Returns true upon map construction or after calling clear(), the return changes to false upon successful insertObservation() or any other method to load data in the map.

virtual void determineMatching2D(
    const mrpt::maps::CMetricMap* otherMap,
    const mrpt::poses::CPose2D& otherMapPose,
    mrpt::tfest::TMatchingPairList& correspondences,
    const TMatchingParams& params,
    TMatchingExtraResults& extraResults
    ) const

See docs in base class: in this class this always returns 0.

virtual float compute3DMatchingRatio(
    const mrpt::maps::CMetricMap* otherMap,
    const mrpt::poses::CPose3D& otherMapPose,
    const TMatchingRatioParams& params
    ) const

See docs in base class: in this class this always returns 0.

virtual void saveMetricMapRepresentationToFile(const std::string& filNamePrefix) const

This virtual method saves the map to a file “filNamePrefix”+< some_file_extension >, as an image or in any other applicable way (Notice that other methods to save the map may be implemented in classes implementing this virtual interface).

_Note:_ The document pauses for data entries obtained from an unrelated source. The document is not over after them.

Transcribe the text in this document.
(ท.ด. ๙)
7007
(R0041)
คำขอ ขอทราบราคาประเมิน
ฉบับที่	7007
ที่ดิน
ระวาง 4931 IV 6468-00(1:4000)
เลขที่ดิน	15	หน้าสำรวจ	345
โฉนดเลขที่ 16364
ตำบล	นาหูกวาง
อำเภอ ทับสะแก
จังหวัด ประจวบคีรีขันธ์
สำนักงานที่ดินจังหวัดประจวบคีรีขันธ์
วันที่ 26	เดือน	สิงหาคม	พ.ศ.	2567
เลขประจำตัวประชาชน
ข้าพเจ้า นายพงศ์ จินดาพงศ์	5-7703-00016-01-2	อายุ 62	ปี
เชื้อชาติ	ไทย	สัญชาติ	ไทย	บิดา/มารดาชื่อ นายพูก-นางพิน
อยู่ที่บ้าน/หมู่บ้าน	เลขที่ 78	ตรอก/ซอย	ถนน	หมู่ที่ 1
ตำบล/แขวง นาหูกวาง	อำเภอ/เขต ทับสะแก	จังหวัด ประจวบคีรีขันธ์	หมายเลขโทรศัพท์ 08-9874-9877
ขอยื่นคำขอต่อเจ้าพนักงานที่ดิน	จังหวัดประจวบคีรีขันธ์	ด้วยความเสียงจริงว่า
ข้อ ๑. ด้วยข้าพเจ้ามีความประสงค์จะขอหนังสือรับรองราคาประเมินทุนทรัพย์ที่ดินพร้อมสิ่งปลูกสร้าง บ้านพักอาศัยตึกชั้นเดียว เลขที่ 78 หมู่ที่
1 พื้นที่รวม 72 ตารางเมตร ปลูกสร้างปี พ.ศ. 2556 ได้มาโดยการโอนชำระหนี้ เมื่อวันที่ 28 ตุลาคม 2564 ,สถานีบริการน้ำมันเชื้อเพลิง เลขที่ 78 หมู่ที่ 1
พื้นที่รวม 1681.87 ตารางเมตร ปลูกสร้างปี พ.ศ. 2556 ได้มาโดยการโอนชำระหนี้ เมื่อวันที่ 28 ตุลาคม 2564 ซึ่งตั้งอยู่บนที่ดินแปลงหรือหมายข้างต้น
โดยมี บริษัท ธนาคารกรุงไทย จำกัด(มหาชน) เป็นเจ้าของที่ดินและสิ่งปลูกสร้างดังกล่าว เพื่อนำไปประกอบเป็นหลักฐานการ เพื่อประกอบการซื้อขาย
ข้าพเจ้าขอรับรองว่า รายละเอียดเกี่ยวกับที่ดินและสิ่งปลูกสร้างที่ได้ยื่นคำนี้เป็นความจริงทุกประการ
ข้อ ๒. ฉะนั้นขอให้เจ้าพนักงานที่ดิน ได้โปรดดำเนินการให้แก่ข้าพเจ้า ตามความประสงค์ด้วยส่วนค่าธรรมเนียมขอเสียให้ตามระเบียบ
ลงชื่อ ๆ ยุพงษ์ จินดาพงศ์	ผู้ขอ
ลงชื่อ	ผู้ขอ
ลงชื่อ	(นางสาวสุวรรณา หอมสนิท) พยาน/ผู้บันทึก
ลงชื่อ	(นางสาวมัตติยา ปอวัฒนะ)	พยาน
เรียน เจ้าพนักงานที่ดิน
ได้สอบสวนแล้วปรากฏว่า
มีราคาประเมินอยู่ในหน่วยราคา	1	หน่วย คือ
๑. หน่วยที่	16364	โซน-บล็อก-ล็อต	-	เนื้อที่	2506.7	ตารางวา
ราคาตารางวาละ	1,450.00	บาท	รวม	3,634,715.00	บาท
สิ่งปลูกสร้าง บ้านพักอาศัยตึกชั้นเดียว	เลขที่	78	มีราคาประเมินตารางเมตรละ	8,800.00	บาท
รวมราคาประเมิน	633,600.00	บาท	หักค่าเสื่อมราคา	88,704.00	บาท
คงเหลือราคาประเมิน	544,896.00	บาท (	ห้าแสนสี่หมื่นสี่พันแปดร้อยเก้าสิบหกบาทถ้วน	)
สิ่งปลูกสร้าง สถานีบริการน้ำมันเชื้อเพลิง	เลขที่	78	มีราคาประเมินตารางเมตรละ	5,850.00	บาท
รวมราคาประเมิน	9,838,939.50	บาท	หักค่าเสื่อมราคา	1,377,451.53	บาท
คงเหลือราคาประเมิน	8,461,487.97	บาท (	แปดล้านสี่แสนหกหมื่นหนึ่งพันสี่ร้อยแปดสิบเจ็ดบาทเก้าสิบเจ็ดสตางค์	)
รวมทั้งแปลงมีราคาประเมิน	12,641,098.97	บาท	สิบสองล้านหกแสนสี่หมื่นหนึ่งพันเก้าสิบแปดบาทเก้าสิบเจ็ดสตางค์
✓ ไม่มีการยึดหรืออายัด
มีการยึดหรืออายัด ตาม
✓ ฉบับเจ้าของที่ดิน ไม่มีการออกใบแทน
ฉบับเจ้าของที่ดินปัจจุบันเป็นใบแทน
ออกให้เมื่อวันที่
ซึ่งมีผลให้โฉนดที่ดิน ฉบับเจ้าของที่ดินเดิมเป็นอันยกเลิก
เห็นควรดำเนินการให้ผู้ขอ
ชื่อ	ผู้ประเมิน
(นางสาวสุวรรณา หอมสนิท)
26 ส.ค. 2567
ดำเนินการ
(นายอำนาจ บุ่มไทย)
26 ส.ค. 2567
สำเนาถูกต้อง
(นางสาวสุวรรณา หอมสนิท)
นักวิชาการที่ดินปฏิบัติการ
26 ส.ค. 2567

virtual std::string asString() const

Returns a short description of the map.

static float l2p(const voxelType l)

Scales an integer representation of the log-odd into a real valued probability in [0,1], using p=exp(l)/(1+exp(l))

static uint8_t l2p_255(const voxelType l)

Scales an integer representation of the log-odd into a linear scale [0,255], using p=exp(l)/(1+exp(l))

static voxelType p2l(const float p)

Scales a real valued probability in [0,1] to an integer representation of: log(p)-log(1-p) in the valid range of voxelType.